Самая ядовитая часть – корень да его смола. Корень крепкий, с кулак шириной, а ежели разрезать, то с разделениями, где смола собирается. При отравлении начинает сперва голова болеть, затем корчи начинаются, рвота, пена на губах. Помочь можно солью с золой, но только если дать сразу и если невелико количество яда съедено.

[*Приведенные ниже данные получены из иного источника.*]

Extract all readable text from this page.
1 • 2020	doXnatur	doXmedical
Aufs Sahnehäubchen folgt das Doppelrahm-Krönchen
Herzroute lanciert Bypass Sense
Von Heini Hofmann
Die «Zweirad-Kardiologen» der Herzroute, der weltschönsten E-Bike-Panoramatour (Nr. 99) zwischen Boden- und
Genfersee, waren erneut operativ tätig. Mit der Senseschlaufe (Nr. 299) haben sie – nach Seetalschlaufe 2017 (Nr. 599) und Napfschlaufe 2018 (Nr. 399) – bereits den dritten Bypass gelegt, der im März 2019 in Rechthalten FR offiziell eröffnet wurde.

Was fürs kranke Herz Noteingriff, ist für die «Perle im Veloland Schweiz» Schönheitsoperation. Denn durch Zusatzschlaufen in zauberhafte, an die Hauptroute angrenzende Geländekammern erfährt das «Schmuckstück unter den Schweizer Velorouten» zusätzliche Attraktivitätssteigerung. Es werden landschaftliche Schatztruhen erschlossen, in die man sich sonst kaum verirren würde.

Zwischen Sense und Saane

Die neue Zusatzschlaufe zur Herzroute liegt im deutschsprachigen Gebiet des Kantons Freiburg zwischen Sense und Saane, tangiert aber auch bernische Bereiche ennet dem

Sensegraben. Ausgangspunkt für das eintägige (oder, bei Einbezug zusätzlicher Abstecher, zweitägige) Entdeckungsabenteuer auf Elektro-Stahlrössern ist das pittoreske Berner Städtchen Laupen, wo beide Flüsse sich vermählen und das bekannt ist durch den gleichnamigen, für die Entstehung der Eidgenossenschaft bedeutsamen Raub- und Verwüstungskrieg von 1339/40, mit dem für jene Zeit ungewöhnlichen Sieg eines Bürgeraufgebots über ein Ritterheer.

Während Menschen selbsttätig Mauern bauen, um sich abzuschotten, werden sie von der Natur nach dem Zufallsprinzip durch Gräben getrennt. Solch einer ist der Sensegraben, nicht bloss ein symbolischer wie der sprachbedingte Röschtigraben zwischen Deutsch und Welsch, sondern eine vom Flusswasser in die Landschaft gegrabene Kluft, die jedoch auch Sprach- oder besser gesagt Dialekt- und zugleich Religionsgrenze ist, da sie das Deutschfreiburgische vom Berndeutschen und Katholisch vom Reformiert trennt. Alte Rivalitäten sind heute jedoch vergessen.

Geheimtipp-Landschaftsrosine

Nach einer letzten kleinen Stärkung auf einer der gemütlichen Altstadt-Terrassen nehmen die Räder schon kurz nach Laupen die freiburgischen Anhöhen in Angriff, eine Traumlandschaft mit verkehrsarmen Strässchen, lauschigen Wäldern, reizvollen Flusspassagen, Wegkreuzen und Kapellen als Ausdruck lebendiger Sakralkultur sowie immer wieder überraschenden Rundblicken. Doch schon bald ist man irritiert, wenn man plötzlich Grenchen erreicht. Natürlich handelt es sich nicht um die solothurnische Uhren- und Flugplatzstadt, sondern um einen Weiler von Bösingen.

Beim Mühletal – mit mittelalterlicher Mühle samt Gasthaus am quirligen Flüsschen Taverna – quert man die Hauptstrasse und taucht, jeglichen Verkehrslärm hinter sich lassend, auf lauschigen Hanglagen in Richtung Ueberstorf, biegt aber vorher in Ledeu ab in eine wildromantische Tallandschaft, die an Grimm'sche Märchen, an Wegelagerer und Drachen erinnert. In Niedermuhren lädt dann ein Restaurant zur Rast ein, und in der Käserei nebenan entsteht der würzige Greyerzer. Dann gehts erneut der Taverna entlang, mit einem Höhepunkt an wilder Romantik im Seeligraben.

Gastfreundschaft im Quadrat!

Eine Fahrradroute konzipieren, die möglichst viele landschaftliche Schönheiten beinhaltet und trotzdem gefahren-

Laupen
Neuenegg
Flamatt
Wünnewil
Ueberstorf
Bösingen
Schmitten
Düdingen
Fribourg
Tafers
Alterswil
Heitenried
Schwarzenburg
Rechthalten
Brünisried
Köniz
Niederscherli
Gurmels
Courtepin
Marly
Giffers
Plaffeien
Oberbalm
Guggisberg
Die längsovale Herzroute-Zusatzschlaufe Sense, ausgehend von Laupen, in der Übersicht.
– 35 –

Из аптекарских записей Нины Кориарис
Поднявшееся солнце позолотило гавань. Сквозь утренний туман проступили очертания городской стены Константинóполя; камни, покрытые соляными разводами, засохшими водорослями, птичьим пометом. Волны, шелестя, едва касались берега, оставляя за собой ошметки пены. Среди больших валунов, на сырой от росы гальке обозначилась маленькая скрюченная фигурка.
***
Утро у Нины началось рано. Проснулась она еще до рассвета, пыталась уснуть опять, да не шел сон. Промаявшись так до первых лучей, поднялась, наскоро помолилась. Вышла во внутренний дворик, где под навесом были расставлены узкие столы для сушки корений, сверху натянуты веревки для трав. Надо раскладывать все опять — на ночь она прятала растения в дом от ночной росы. Нина достала скатанные рулоны холста, расправила на столах, проверила сколько надо еще сушить лавровый лист и золототысячник, разложила аккуратно. Вдохнула горьковатый запах, пробежалась пальцами по сморщенным желтым цветочкам и вошла обратно в дом, на ходу подбирая свои непослушные кудри и завязывая в платок.
Выпив яблочного настоя с чабрецóм и перекусив парой запеченных с вечера яиц, аптекарша принялась за работу. Солнечные лучи уже заглядывали в окошко, переливаясь радугой на склянках и венецианских флаконах, когда раздался шум, быстрые шаги, стук в дверь.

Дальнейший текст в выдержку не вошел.